Except as otherwise provided in these conditions the risk of loss or damage to the Goods passes to the Customer, the Customer shall insure the Goods from the time that the risk passes to their full reinstatement value.
10. Retention of Title
(a) The Customer shall own the goods only once:
(i) they have been paid in full
(ii) all other goods supplied by the Company either previously or subsequently have been paid for in full, until then they belong to the Company and the Customer shall deal with them only in the way set out under this condition
(b) The Customer shall ensure that the goods can be identified and separated easily from the other goods held by the Customer by storing them separately or labelling them and by keeping stock records. If the goods have been mixed with others, the Company shall co-own the mixed goods and be entitled to recover goods of equivalent nature and quantity.
(c) The Customer shall keep the Goods stored properly and protected from damage and shall insure them to their full reinstatement value.
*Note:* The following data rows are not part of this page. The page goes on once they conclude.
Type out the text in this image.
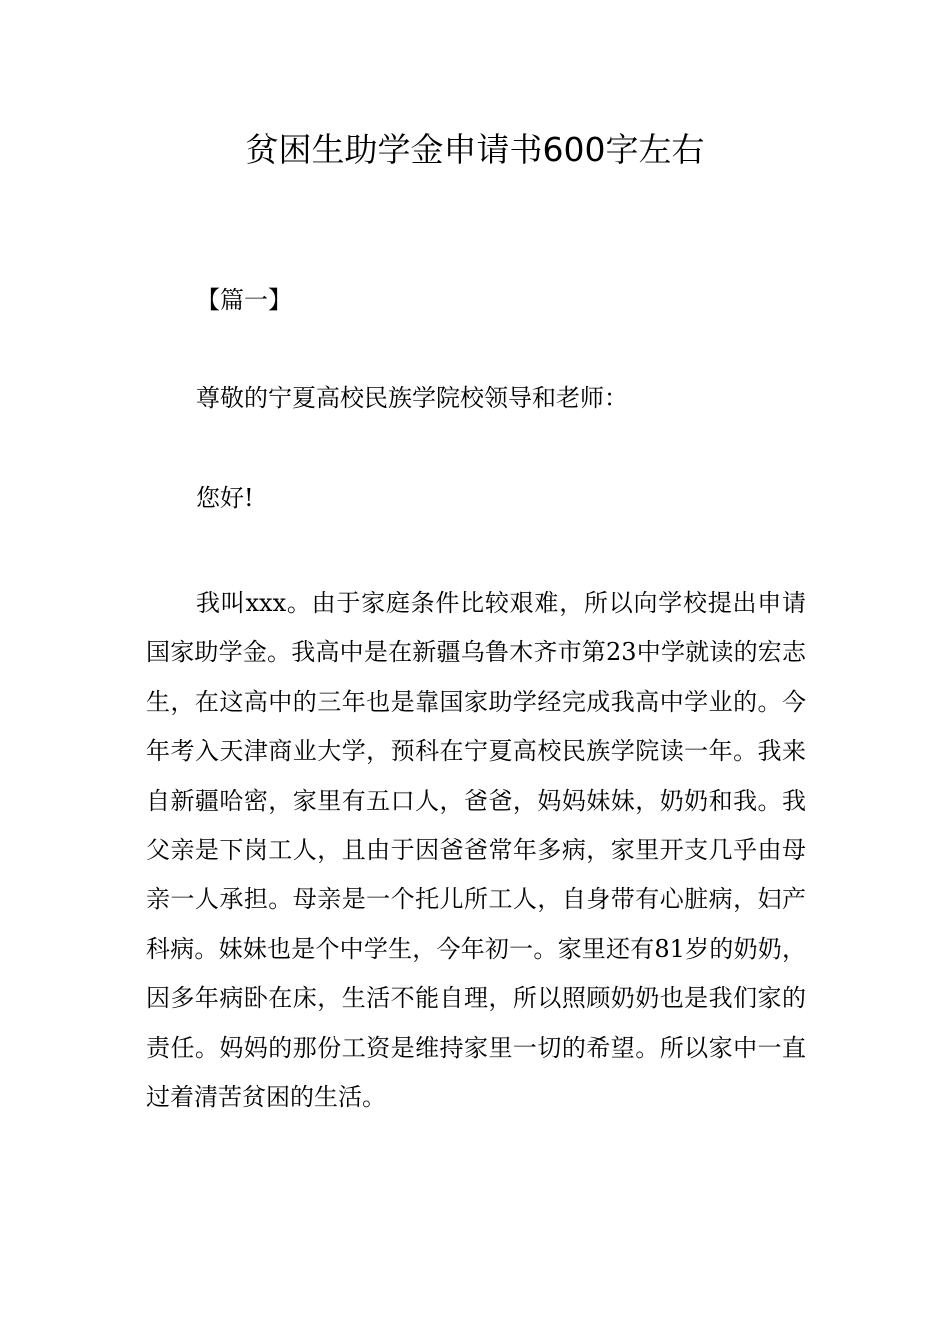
贫困生助学金申请书600字左右

【篇一】

尊敬的宁夏高校民族学院校领导和老师：

您好!

我叫xxx。由于家庭条件比较艰难，所以向学校提出申请国家助学金。我高中是在新疆乌鲁木齐市第23中学就读的宏志生，在这高中的三年也是靠国家助学经完成我高中学业的。今年考入天津商业大学，预科在宁夏高校民族学院读一年。我来自新疆哈密，家里有五口人，爸爸，妈妈妹妹，奶奶和我。我父亲是下岗工人，且由于因爸爸常年多病，家里开支几乎由母亲一人承担。母亲是一个托儿所工人，自身带有心脏病，妇产科病。妹妹也是个中学生，今年初一。家里还有81岁的奶奶，因多年病卧在床，生活不能自理，所以照顾奶奶也是我们家的责任。妈妈的那份工资是维持家里一切的希望。所以家中一直过着清苦贫困的生活。
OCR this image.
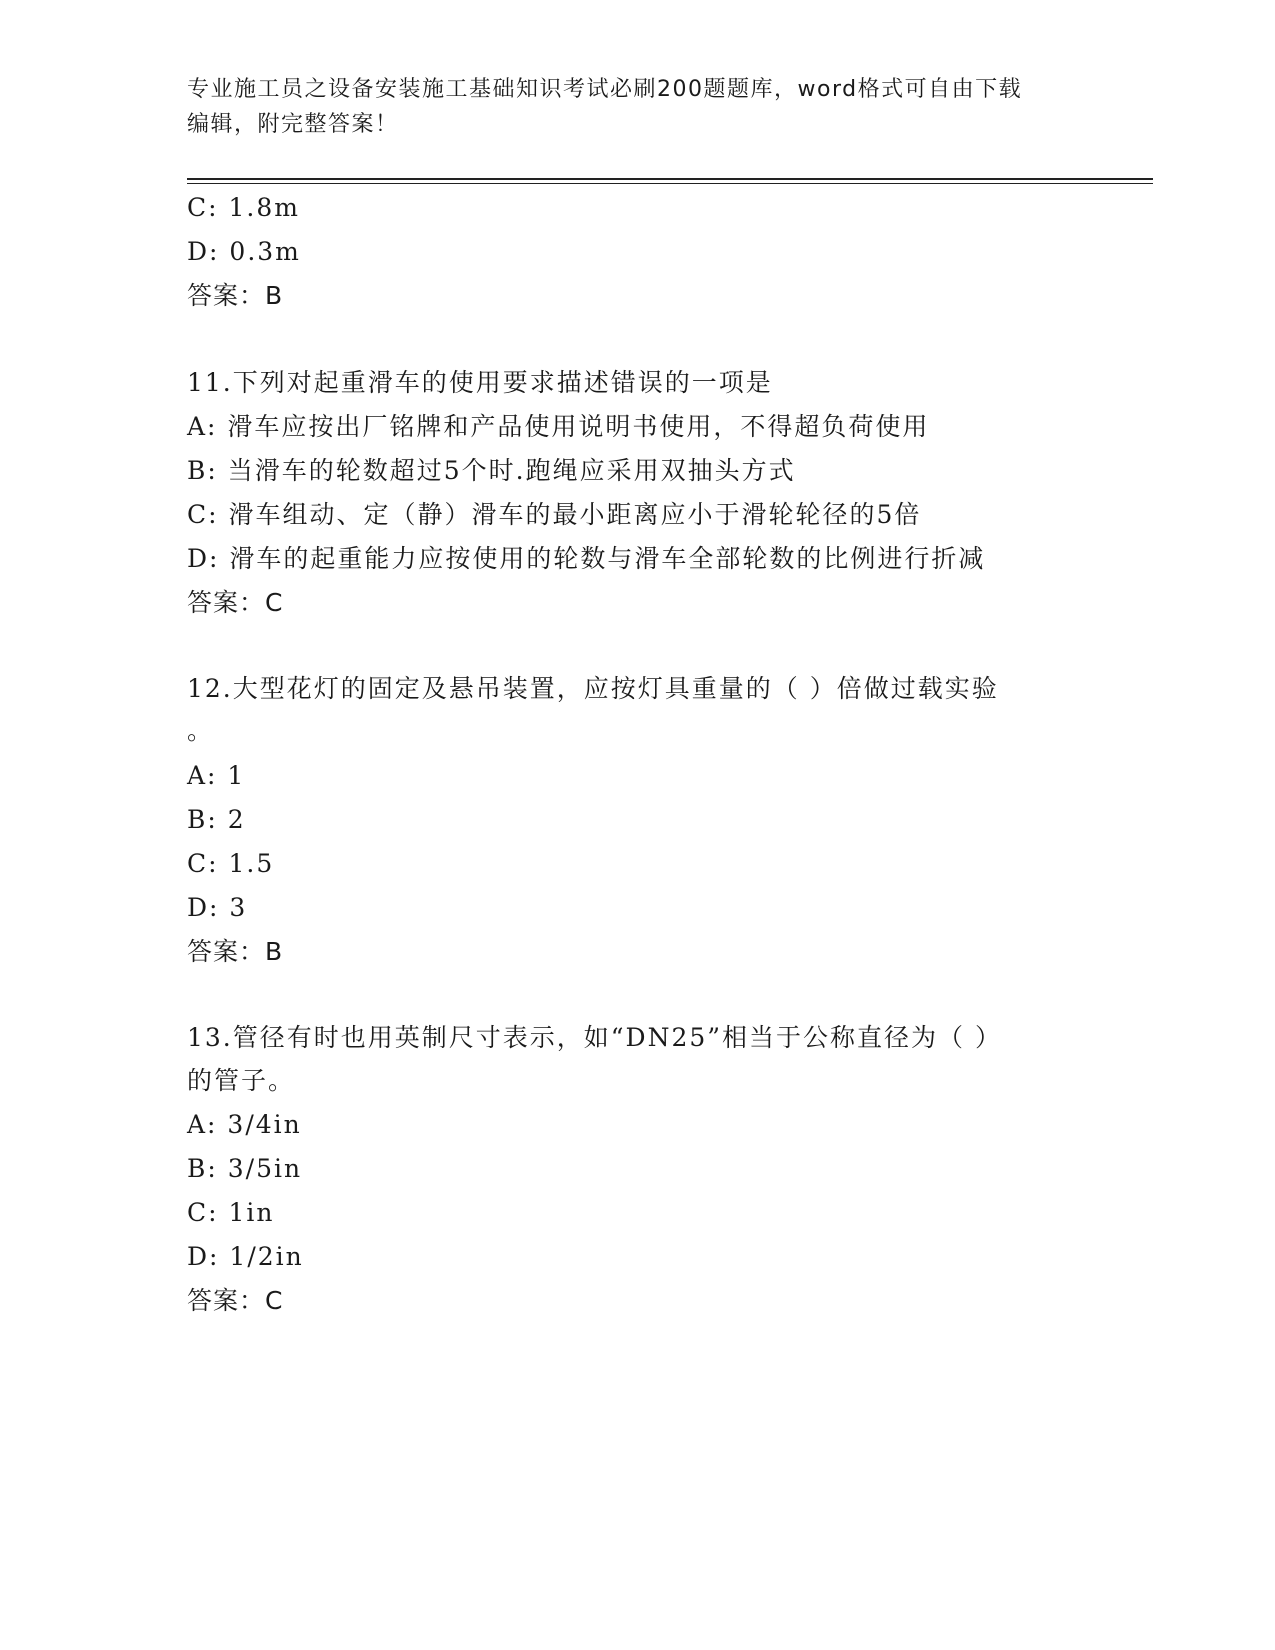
专业施工员之设备安装施工基础知识考试必刷200题题库，word格式可自由下载
编辑，附完整答案！
C: 1.8m
D: 0.3m
答案：B
11.下列对起重滑车的使用要求描述错误的一项是
A: 滑车应按出厂铭牌和产品使用说明书使用，不得超负荷使用
B: 当滑车的轮数超过5个时.跑绳应采用双抽头方式
C: 滑车组动、定（静）滑车的最小距离应小于滑轮轮径的5倍
D: 滑车的起重能力应按使用的轮数与滑车全部轮数的比例进行折减
答案：C
12.大型花灯的固定及悬吊装置，应按灯具重量的（ ）倍做过载实验
。
A: 1
B: 2
C: 1.5
D: 3
答案：B
13.管径有时也用英制尺寸表示，如“DN25”相当于公称直径为（ ）
的管子。
A: 3/4in
B: 3/5in
C: 1in
D: 1/2in
答案：C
The proceeds of any insurance claim shall belong to the Company.
(d) The Customer shall not sell, give, pledge, lend or otherwise dispose of the goods except that it may sell the goods on behalf of the Company in the ordinary course of its business. Until the Customer has satisfied the conditions in 8(a):
(i) the Company shall own the proceeds of sale which shall be paid into a separate account in the Customer’s name;
(ii) the Customer shall transfer the proceeds to the Company immediately on demand;
(iii) the Customer shall at the Company’s request notify buyers or potential buyers of the Company’s ownership of the goods
(iv) the Customer shall at the Company’s request immediately assign to the Company any debts arising from the sale. Until notified by the Company, the Customer may collect these debts on behalf of the Company. If the Company so requests, the Customer shall promptly take such actions as are necessary to perfect the assignment.
(v) the Company shall be entitled to repossess, or trace the goods, or the proceeds of sale in the hands of the Customer or any liquidator or receiver.
(e) The Company may treat any payment from the Customer as being for goods that the Company no longer has in his possession, whatever purpose the Customer gives to the payment.
11. Cancellation of Order
(a) The Customer with the Company’s consent, which shall not be unreasonably withheld, may cancel any order for Goods held in stock by the Company at the date of such order and by a minimum of 48 hours written notice, provided that the Customer shall pay a cancellation charge and reimburse CCF to any third party in relation to that order.
(b) An order for non-standard Goods other than those held by the Company in stock at the date of the Customer’s order, may not be cancelled once an order has been accepted by the Company.
(c) Each delivery of Goods will be considered as a separate order for the purpose of this clause.